Niraj Kumar Singh*, Ashini Singh, Mini Varshney and Ritik Agrawal   Pages 889 - 900 ( 12 )


Parkinson's disease (PD) is the second most prevalent neurodegenerative disorder, and its consequences severely influence the quality of a patient’s life and mobility. PD is characterized by bradykinesias with tremors and/or rigidity. Pathophysiologically, PD is associated with the gradual degeneration of dopaminergic neurons in the substantia nigra pars compacta of the midbrain, neuroinflammation, increased accumulation of the alpha (α)-synuclein, overburden of oxidative stress, and mitochondrial dysfunction. To date, there are no effective therapies with underlying shreds of evidence that alters the progression of PD. Exendin-4, a glucagon-like peptide 1 (GLP-1) receptor agonist, has gained attention for its tremendous neuroprotective potential against numerous neurodegenerative disorders, including PD. Further, several pieces of research evidence have suggested the beneficial role of Exendin-4 in PD-like experimental models. The present review article highlights the preclinical and clinical evidence of the therapeutic benefits of Exendin-4 against PD. Exendin-4 reverses the PD-like symptoms in experimental animals by dramatically minimizing the loss of dopaminergic neuronal and accumulation of α-synuclein in the PD-like brain.

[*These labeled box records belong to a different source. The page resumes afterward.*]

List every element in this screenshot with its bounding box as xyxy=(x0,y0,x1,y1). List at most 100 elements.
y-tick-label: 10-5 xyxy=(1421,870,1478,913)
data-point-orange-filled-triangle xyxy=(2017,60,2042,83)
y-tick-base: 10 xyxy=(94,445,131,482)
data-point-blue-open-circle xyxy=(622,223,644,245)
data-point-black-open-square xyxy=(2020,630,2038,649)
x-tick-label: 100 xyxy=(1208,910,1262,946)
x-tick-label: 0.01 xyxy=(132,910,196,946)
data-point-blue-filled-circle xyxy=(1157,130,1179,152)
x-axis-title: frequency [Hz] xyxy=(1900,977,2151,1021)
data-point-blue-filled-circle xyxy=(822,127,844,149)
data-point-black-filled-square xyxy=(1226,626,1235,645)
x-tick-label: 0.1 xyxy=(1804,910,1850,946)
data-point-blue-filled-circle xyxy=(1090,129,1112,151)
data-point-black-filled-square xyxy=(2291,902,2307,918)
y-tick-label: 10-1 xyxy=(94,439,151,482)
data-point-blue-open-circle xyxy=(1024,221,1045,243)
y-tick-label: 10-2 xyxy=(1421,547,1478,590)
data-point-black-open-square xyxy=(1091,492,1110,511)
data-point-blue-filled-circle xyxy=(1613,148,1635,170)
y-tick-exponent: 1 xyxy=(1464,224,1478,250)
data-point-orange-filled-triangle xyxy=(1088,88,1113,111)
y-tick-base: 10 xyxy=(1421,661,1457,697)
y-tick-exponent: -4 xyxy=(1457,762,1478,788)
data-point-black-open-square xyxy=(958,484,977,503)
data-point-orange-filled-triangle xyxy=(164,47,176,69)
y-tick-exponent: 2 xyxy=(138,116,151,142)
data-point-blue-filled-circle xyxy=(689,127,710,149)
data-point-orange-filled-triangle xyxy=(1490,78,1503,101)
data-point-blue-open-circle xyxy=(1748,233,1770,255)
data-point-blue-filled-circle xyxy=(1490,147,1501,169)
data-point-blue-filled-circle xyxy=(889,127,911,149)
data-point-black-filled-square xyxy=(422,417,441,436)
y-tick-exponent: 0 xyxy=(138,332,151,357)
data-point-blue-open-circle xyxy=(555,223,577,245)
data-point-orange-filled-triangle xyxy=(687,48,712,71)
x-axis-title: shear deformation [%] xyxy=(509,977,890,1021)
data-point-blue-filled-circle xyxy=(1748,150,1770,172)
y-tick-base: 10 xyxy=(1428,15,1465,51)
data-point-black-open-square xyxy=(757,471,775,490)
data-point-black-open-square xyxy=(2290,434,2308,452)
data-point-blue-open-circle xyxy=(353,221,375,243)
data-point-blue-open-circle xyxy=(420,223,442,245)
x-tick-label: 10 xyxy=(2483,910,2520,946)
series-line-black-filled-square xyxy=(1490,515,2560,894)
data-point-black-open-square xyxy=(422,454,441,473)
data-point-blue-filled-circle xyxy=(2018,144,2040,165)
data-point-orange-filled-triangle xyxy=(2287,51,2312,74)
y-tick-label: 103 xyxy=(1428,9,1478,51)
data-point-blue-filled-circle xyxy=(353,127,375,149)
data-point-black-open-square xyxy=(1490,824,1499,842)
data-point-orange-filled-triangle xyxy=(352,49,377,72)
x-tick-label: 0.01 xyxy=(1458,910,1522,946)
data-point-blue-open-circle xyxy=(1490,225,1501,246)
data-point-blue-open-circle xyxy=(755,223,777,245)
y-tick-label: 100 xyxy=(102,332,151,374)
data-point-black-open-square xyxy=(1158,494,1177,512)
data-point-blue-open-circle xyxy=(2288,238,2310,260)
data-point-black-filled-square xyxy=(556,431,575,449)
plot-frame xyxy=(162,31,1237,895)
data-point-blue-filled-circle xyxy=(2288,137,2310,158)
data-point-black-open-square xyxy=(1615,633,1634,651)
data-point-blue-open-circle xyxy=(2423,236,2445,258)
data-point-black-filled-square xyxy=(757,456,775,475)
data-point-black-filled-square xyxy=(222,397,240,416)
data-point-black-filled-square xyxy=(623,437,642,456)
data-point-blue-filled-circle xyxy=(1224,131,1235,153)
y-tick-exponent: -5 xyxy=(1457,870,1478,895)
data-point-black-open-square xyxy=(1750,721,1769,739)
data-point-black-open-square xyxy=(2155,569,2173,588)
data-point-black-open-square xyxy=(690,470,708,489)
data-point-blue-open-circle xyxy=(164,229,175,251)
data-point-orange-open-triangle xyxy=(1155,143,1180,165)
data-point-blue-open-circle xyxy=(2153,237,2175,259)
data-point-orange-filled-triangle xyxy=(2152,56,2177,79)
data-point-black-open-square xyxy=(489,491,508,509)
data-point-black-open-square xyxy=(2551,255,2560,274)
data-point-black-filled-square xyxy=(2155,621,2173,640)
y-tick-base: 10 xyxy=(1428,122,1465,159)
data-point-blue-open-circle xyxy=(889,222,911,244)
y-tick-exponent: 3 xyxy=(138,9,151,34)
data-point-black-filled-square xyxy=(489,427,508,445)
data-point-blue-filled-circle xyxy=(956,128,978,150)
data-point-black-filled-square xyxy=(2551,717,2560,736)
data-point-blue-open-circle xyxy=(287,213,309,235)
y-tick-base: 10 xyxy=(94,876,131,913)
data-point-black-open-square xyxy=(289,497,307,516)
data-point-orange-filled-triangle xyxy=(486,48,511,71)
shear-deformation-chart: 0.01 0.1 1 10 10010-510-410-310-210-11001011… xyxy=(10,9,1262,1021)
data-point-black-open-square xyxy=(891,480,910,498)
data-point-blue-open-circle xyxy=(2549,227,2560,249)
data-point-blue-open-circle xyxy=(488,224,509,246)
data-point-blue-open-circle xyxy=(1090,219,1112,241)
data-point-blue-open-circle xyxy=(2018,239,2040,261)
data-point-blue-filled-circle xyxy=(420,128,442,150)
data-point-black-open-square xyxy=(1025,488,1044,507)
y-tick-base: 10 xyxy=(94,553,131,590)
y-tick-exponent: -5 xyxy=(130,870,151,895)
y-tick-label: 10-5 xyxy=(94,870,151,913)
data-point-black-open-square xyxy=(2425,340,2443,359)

Further, it also reduces the mitochondrial toxicity and expression of pro-inflammatory mediators such as tumor necrosis factor (TNF)-α and interleukin (IL)-1β. These observations designate that Exendin-4 is a multifactorial compound that could be considered a safe, effective, and new ingredient for developing clinically useful pharmacotherapy for managing PD-like manifestations.


Exendin-4, Parkinson's disease, α-Synuclein, GLP-1 analogue, mitochondria, neuroprotection.